O crescimento do "Não!" nas eleições tem sido contínuo e escancara a crise de representatividade do sistema político brasileiro. É verdade, conforme apontou o professor Jairo Nicolau, que nem todos estes votos podem ser considerados como "votos de protesto". Mas, observando o ambiente de desgaste da política no Brasil, é inegável que a tendência seja essa.

A rejeição aos políticos e à política remete a um sistema no qual predominam os grandes interesses econômicos, onde a corrupção é regra e a participação popular é exceção. A maior visibilidade das negociatas de sempre e a crescente demanda de participação por setores da juventude urbana corroeram a credibilidade que restava a esse sistema político. Este foi o grito que se apresentou em junho de 2013, ainda que de forma difusa e contraditória.

A questão toda é para que lado vai esta insatisfação. Ela pode ser canalizada por um discurso cínico e perigoso de negação da política, legitimando uma tecnocracia empresarial e alternativas "outsiders" personalistas. Este foi o modelo Berlusconi. É o modelo Donald Trump. E foi agora a alternativa vitoriosa de João Doria. Mas a insatisfação pode seguir também uma outra direção, de construção de novas alternativas contra o sistema político falido.

Talvez o melhor exemplo deste fenômeno seja a Espanha. O movimento dos Indignados, em 2011, abriu a ferida da crise de representatividade: "Não nos representam!", era o grito da multidão nas Portas do Sol, em Madri. Demorou alguns anos, mas esse caldo social pôs fim ao bipartidarismo secular no país, com o surgimento de duas novas forças: o Podemos, à esquerda, e os Ciudadanos, à direita. O "Não!" converteu-se em ator político.

Ainda não é o caso por aqui. De imediato, o resultado das eleições de domingo levam ao fortalecimento do "novo bloco de poder" anunciado por FHC, mesmo com suas fissuras internas. Isso significa um cenário mais favorável para a aplicação das reformas neoliberais na economia e de medidas conservadoras. Ganham as privatizações, ganha a PEC 241, ganha o "Escola Sem Partido". Em São Paulo, as políticas de redução do automóvel conduzidas por Haddad devem sofrer duro retrocesso. A luta por moradia enfrentará uma sanha criminalizadora. No Rio, há uma esperança com Freixo.
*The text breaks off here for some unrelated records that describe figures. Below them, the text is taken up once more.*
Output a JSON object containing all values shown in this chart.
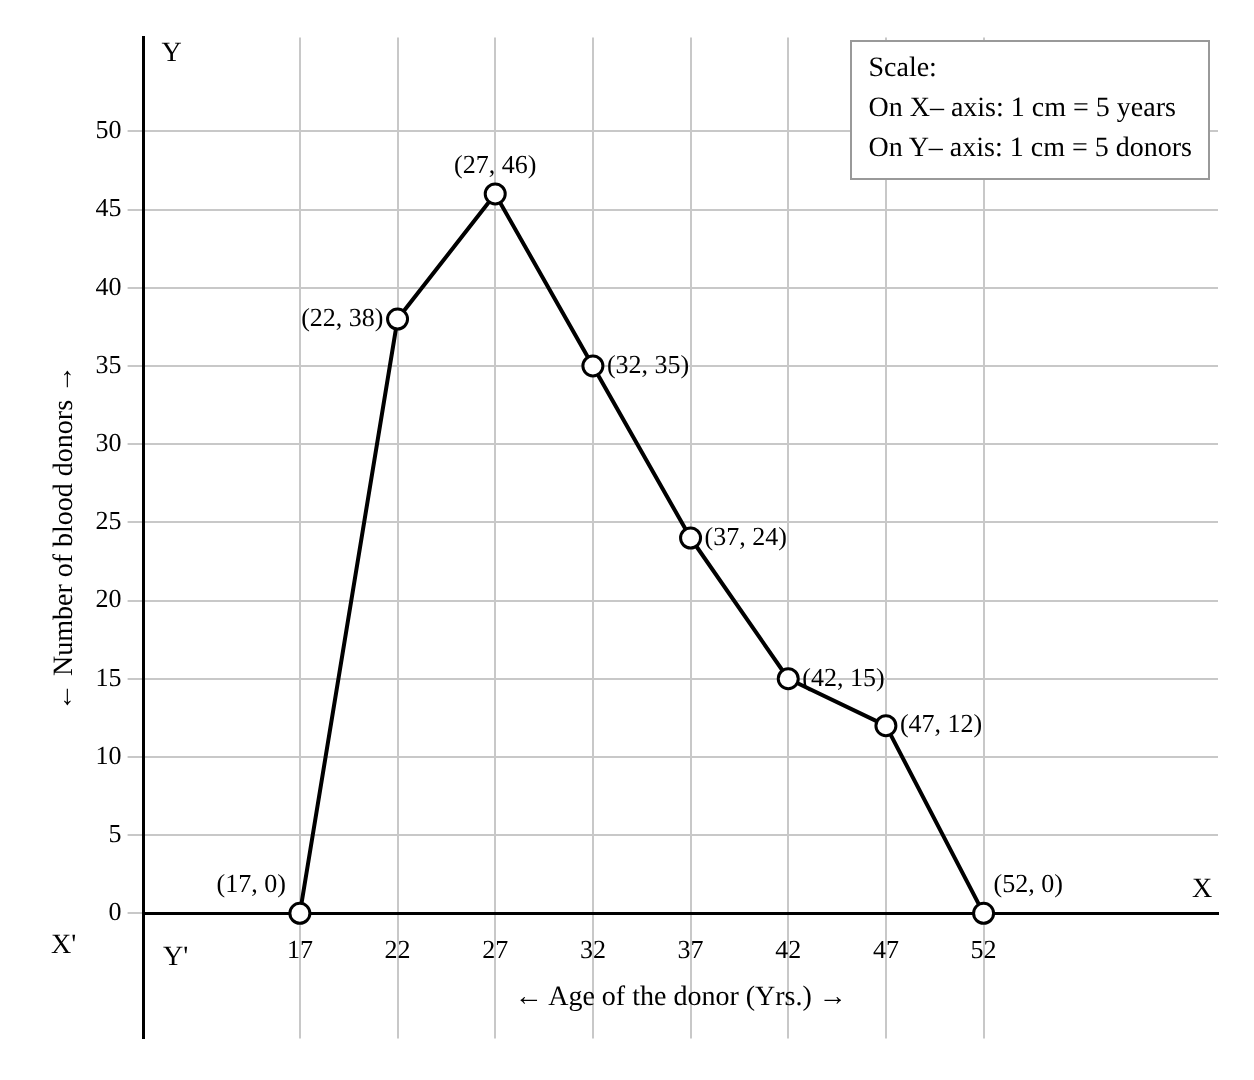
{
  "chart_data": {
    "type": "line",
    "xlabel": "← Age of the donor (Yrs.) →",
    "ylabel": "← Number of blood donors →",
    "x": [
      17,
      22,
      27,
      32,
      37,
      42,
      47,
      52
    ],
    "values": [
      0,
      38,
      46,
      35,
      24,
      15,
      12,
      0
    ],
    "value_labels": [
      "(17, 0)",
      "(22, 38)",
      "(27, 46)",
      "(32, 35)",
      "(37, 24)",
      "(42, 15)",
      "(47, 12)",
      "(52, 0)"
    ],
    "color": "#000000",
    "marker": "circle",
    "line_style": "solid",
    "grid": true,
    "legend": false,
    "xlim": [
      9,
      64
    ],
    "xticks": [
      17,
      22,
      27,
      32,
      37,
      42,
      47,
      52
    ],
    "ylim": [
      -8,
      56
    ],
    "yticks": [
      0,
      5,
      10,
      15,
      20,
      25,
      30,
      35,
      40,
      45,
      50
    ],
    "annotations": [
      "Scale:",
      "On X– axis: 1 cm = 5 years",
      "On Y– axis: 1 cm = 5 donors",
      "X",
      "X'",
      "Y",
      "Y'"
    ]
  }
}
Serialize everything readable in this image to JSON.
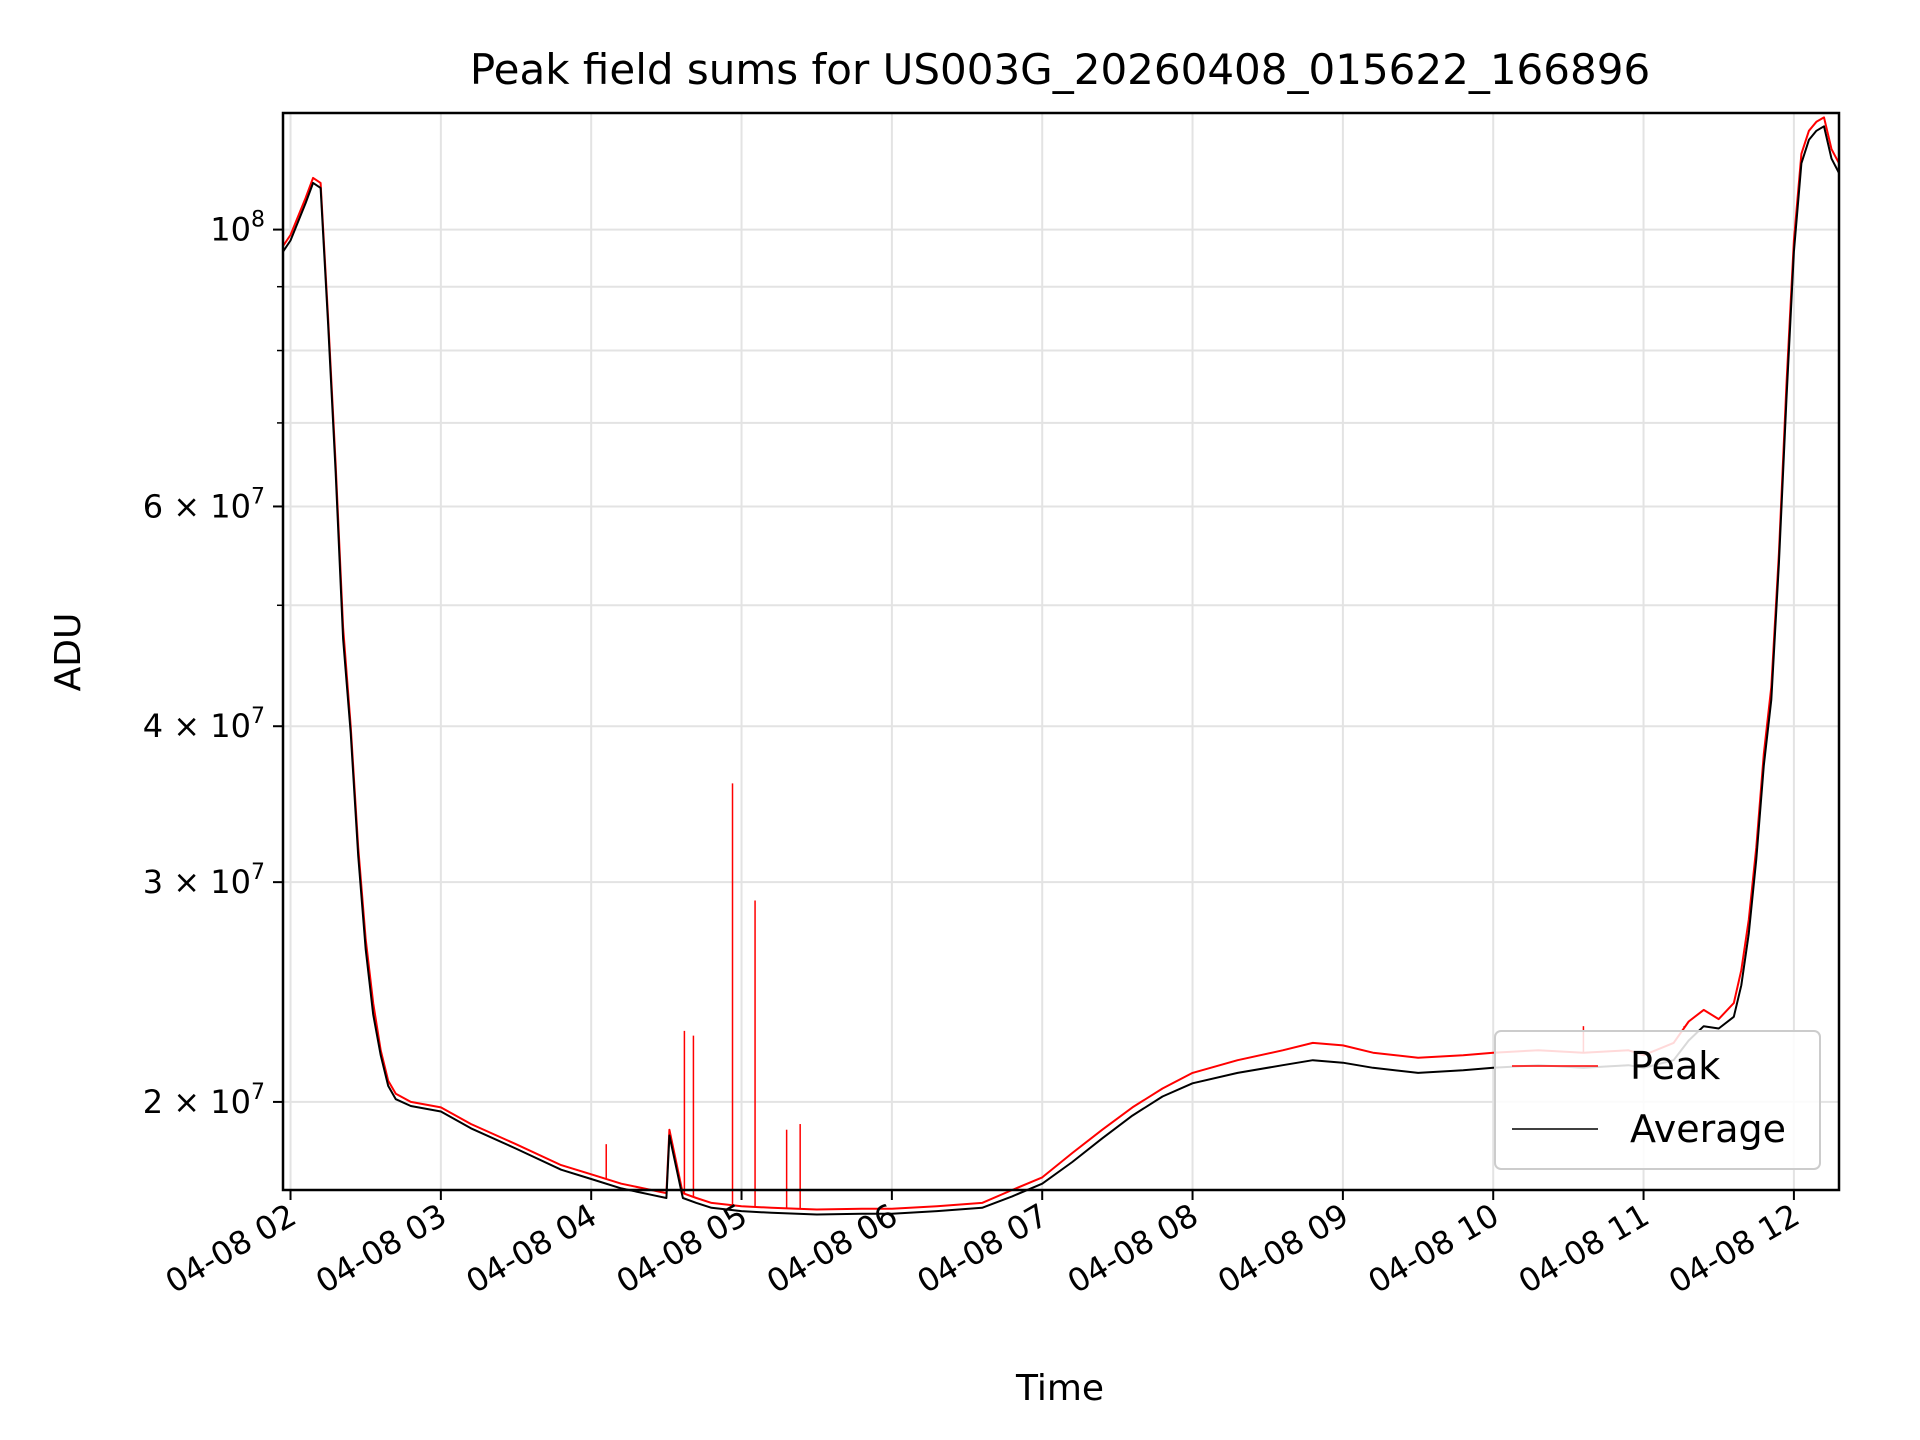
{
  "chart_data": {
    "type": "line",
    "title": "Peak field sums for US003G_20260408_015622_166896",
    "xlabel": "Time",
    "ylabel": "ADU",
    "yscale": "log",
    "grid": true,
    "legend_position": "lower-right",
    "x_range_hours": [
      1.95,
      12.3
    ],
    "ylim": [
      17000000,
      124000000
    ],
    "x_ticks": [
      {
        "hour": 2,
        "label": "04-08 02"
      },
      {
        "hour": 3,
        "label": "04-08 03"
      },
      {
        "hour": 4,
        "label": "04-08 04"
      },
      {
        "hour": 5,
        "label": "04-08 05"
      },
      {
        "hour": 6,
        "label": "04-08 06"
      },
      {
        "hour": 7,
        "label": "04-08 07"
      },
      {
        "hour": 8,
        "label": "04-08 08"
      },
      {
        "hour": 9,
        "label": "04-08 09"
      },
      {
        "hour": 10,
        "label": "04-08 10"
      },
      {
        "hour": 11,
        "label": "04-08 11"
      },
      {
        "hour": 12,
        "label": "04-08 12"
      }
    ],
    "y_ticks": [
      {
        "value": 20000000,
        "mantissa": "2",
        "exponent": "7"
      },
      {
        "value": 30000000,
        "mantissa": "3",
        "exponent": "7"
      },
      {
        "value": 40000000,
        "mantissa": "4",
        "exponent": "7"
      },
      {
        "value": 60000000,
        "mantissa": "6",
        "exponent": "7"
      },
      {
        "value": 100000000,
        "mantissa": "",
        "exponent": "8"
      }
    ],
    "y_minor_ticks": [
      50000000,
      70000000,
      80000000,
      90000000
    ],
    "series": [
      {
        "name": "Peak",
        "color": "#ff0000",
        "x_hours": [
          1.95,
          2.0,
          2.1,
          2.15,
          2.2,
          2.25,
          2.3,
          2.35,
          2.4,
          2.45,
          2.5,
          2.55,
          2.6,
          2.65,
          2.7,
          2.8,
          3.0,
          3.2,
          3.5,
          3.8,
          4.0,
          4.2,
          4.4,
          4.5,
          4.52,
          4.6,
          4.61,
          4.7,
          4.8,
          5.0,
          5.2,
          5.5,
          5.8,
          6.0,
          6.3,
          6.6,
          6.8,
          7.0,
          7.2,
          7.4,
          7.6,
          7.8,
          8.0,
          8.3,
          8.6,
          8.8,
          9.0,
          9.2,
          9.5,
          9.8,
          10.0,
          10.3,
          10.6,
          10.9,
          11.0,
          11.2,
          11.3,
          11.4,
          11.5,
          11.6,
          11.65,
          11.7,
          11.75,
          11.8,
          11.85,
          11.9,
          11.95,
          12.0,
          12.05,
          12.1,
          12.15,
          12.2,
          12.25,
          12.3
        ],
        "values": [
          97000000,
          99000000,
          106000000,
          110000000,
          109000000,
          85000000,
          65000000,
          48000000,
          40000000,
          32000000,
          27000000,
          24000000,
          22000000,
          20800000,
          20300000,
          20000000,
          19800000,
          19200000,
          18500000,
          17800000,
          17500000,
          17200000,
          17000000,
          16900000,
          19000000,
          17100000,
          16900000,
          16750000,
          16600000,
          16500000,
          16450000,
          16400000,
          16420000,
          16420000,
          16500000,
          16600000,
          17000000,
          17400000,
          18200000,
          19000000,
          19800000,
          20500000,
          21100000,
          21600000,
          22000000,
          22300000,
          22200000,
          21900000,
          21700000,
          21800000,
          21900000,
          22000000,
          21900000,
          22000000,
          21800000,
          22300000,
          23200000,
          23700000,
          23300000,
          24000000,
          25500000,
          28000000,
          32000000,
          38000000,
          43000000,
          55000000,
          75000000,
          98000000,
          115000000,
          120000000,
          122000000,
          123000000,
          116000000,
          113000000
        ],
        "spikes": [
          {
            "hour": 4.1,
            "value": 18500000
          },
          {
            "hour": 4.62,
            "value": 22800000
          },
          {
            "hour": 4.68,
            "value": 22600000
          },
          {
            "hour": 4.94,
            "value": 36000000
          },
          {
            "hour": 5.09,
            "value": 29000000
          },
          {
            "hour": 5.3,
            "value": 19000000
          },
          {
            "hour": 5.39,
            "value": 19200000
          },
          {
            "hour": 10.6,
            "value": 23000000
          },
          {
            "hour": 11.27,
            "value": 23000000
          }
        ]
      },
      {
        "name": "Average",
        "color": "#000000",
        "x_hours": [
          1.95,
          2.0,
          2.1,
          2.15,
          2.2,
          2.25,
          2.3,
          2.35,
          2.4,
          2.45,
          2.5,
          2.55,
          2.6,
          2.65,
          2.7,
          2.8,
          3.0,
          3.2,
          3.5,
          3.8,
          4.0,
          4.2,
          4.4,
          4.5,
          4.52,
          4.6,
          4.61,
          4.7,
          4.8,
          5.0,
          5.2,
          5.5,
          5.8,
          6.0,
          6.3,
          6.6,
          6.8,
          7.0,
          7.2,
          7.4,
          7.6,
          7.8,
          8.0,
          8.3,
          8.6,
          8.8,
          9.0,
          9.2,
          9.5,
          9.8,
          10.0,
          10.3,
          10.6,
          10.9,
          11.0,
          11.2,
          11.3,
          11.4,
          11.5,
          11.6,
          11.65,
          11.7,
          11.75,
          11.8,
          11.85,
          11.9,
          11.95,
          12.0,
          12.05,
          12.1,
          12.15,
          12.2,
          12.25,
          12.3
        ],
        "values": [
          96000000,
          98000000,
          105000000,
          109000000,
          108000000,
          84000000,
          64000000,
          47000000,
          39500000,
          31500000,
          26500000,
          23500000,
          21800000,
          20600000,
          20100000,
          19850000,
          19650000,
          19050000,
          18350000,
          17650000,
          17350000,
          17050000,
          16850000,
          16750000,
          18800000,
          16950000,
          16750000,
          16600000,
          16450000,
          16350000,
          16300000,
          16250000,
          16270000,
          16270000,
          16350000,
          16450000,
          16800000,
          17200000,
          17900000,
          18700000,
          19500000,
          20200000,
          20700000,
          21100000,
          21400000,
          21600000,
          21500000,
          21300000,
          21100000,
          21200000,
          21300000,
          21400000,
          21300000,
          21400000,
          21300000,
          21600000,
          22400000,
          23000000,
          22900000,
          23400000,
          24800000,
          27300000,
          31300000,
          37200000,
          42000000,
          54000000,
          73000000,
          96000000,
          113000000,
          118000000,
          120000000,
          121000000,
          114000000,
          111000000
        ]
      }
    ]
  }
}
Mas, para além destes resultados, as eleições de 2016 devem chamar a atenção para o subterrâneo avanço do "Não!", com seu potencial de mover as placas tectônicas da política brasileira, para um lado ou para o outro.

NA FAVELA A BALA NÃO É DE BORRACHA

Neste sábado, 300 famílias organizadas pelo MTST foram atacadas pela PM do Rio de Janeiro após reocuparem o terreno de onde tinham sido despejadas pelo Governo, no Complexo do Alemão.

O major Leonardo Zuma comandou uma verdadeira operação de guerra, sem ordem judicial, com policiais armados com fuzis, além do já abuso das já conhecidas "armas não letais" e prisões arbitrárias. A PM do Rio mostra mais uma vez que está em guerra permanente. Os inimigos? O povo pobre das favelas.